Director Siques, who assumed the role in 2024 with a vision of promoting data-driven solutions, now faces scrutiny over a policy that is decidedly data-averse. The reported rationale for stopping the collection—that the manual download process is too time-consuming and burdensome for staff—is a staggering bureaucratic abdication. It suggests that administrative convenience is being prioritized over the measurable, life-saving needs of Pasadena’s most vulnerable road users.

This failure creates a dangerous operational gap. When residents report persistent speeding issues, their pleas are reduced to anecdotal complaints. Without the hard numbers on vehicle speeds and frequency, DOT engineers lack the necessary warrant data—the quantifiable proof—required by state and local regulations to install effective traffic calming infrastructure. The city is therefore willingly tying the hands of the very professionals tasked with protecting the community.

Pasadena’s own collision statistics underscore the urgency: unsafe speeds are consistently cited as a leading factor in serious and fatal crashes. By ignoring the real-time evidence of excessive speed, the DOT is not just failing to collect data; it is actively suppressing the quantifiable truth about danger on its streets. This policy stands in profound and dangerous contradiction to the city’s Vision Zero aspirations and makes a mockery of any subsequent grant applications or public campaigns promoting pedestrian safety.

If Pasadena is serious about its pledge to eliminate traffic deaths, Director Siques and the DOT must immediately reverse this course.
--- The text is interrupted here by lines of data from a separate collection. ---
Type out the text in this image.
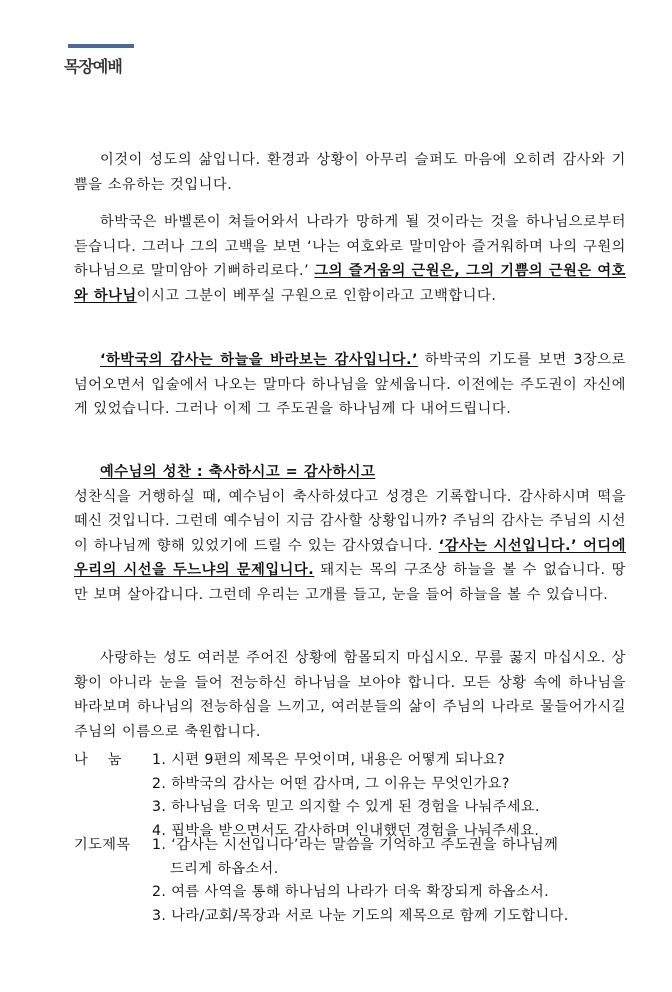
목장예배

이것이 성도의 삶입니다. 환경과 상황이 아무리 슬퍼도 마음에 오히려 감사와 기쁨을 소유하는 것입니다.

하박국은 바벨론이 쳐들어와서 나라가 망하게 될 것이라는 것을 하나님으로부터 듣습니다. 그러나 그의 고백을 보면 ‘나는 여호와로 말미암아 즐거워하며 나의 구원의 하나님으로 말미암아 기뻐하리로다.’ 그의 즐거움의 근원은, 그의 기쁨의 근원은 여호와 하나님이시고 그분이 베푸실 구원으로 인함이라고 고백합니다.

‘하박국의 감사는 하늘을 바라보는 감사입니다.’ 하박국의 기도를 보면 3장으로 넘어오면서 입술에서 나오는 말마다 하나님을 앞세웁니다. 이전에는 주도권이 자신에게 있었습니다. 그러나 이제 그 주도권을 하나님께 다 내어드립니다.

예수님의 성찬 : 축사하시고 = 감사하시고
성찬식을 거행하실 때, 예수님이 축사하셨다고 성경은 기록합니다. 감사하시며 떡을 떼신 것입니다. 그런데 예수님이 지금 감사할 상황입니까? 주님의 감사는 주님의 시선이 하나님께 향해 있었기에 드릴 수 있는 감사였습니다. ‘감사는 시선입니다.’ 어디에 우리의 시선을 두느냐의 문제입니다. 돼지는 목의 구조상 하늘을 볼 수 없습니다. 땅만 보며 살아갑니다. 그런데 우리는 고개를 들고, 눈을 들어 하늘을 볼 수 있습니다.

사랑하는 성도 여러분 주어진 상황에 함몰되지 마십시오. 무릎 꿇지 마십시오. 상황이 아니라 눈을 들어 전능하신 하나님을 보아야 합니다. 모든 상황 속에 하나님을 바라보며 하나님의 전능하심을 느끼고, 여러분들의 삶이 주님의 나라로 물들어가시길 주님의 이름으로 축원합니다.

나    눔	1. 시편 9편의 제목은 무엇이며, 내용은 어떻게 되나요?
2. 하박국의 감사는 어떤 감사며, 그 이유는 무엇인가요?
3. 하나님을 더욱 믿고 의지할 수 있게 된 경험을 나눠주세요.
4. 핍박을 받으면서도 감사하며 인내했던 경험을 나눠주세요.
기도제목	1. ‘감사는 시선입니다’라는 말씀을 기억하고 주도권을 하나님께
드리게 하옵소서.
2. 여름 사역을 통해 하나님의 나라가 더욱 확장되게 하옵소서.
3. 나라/교회/목장과 서로 나눈 기도의 제목으로 함께 기도합니다.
The safety of pedestrians and motorists cannot be contingent on bureaucratic preference. The department must not only resume the consistent, timely collection of speed data but also commit to its public dissemination, ensuring that the evidence of danger is transparent and actionable. The cost of data collection is minimal; the cost of this data blindness will inevitably be measured in human lives.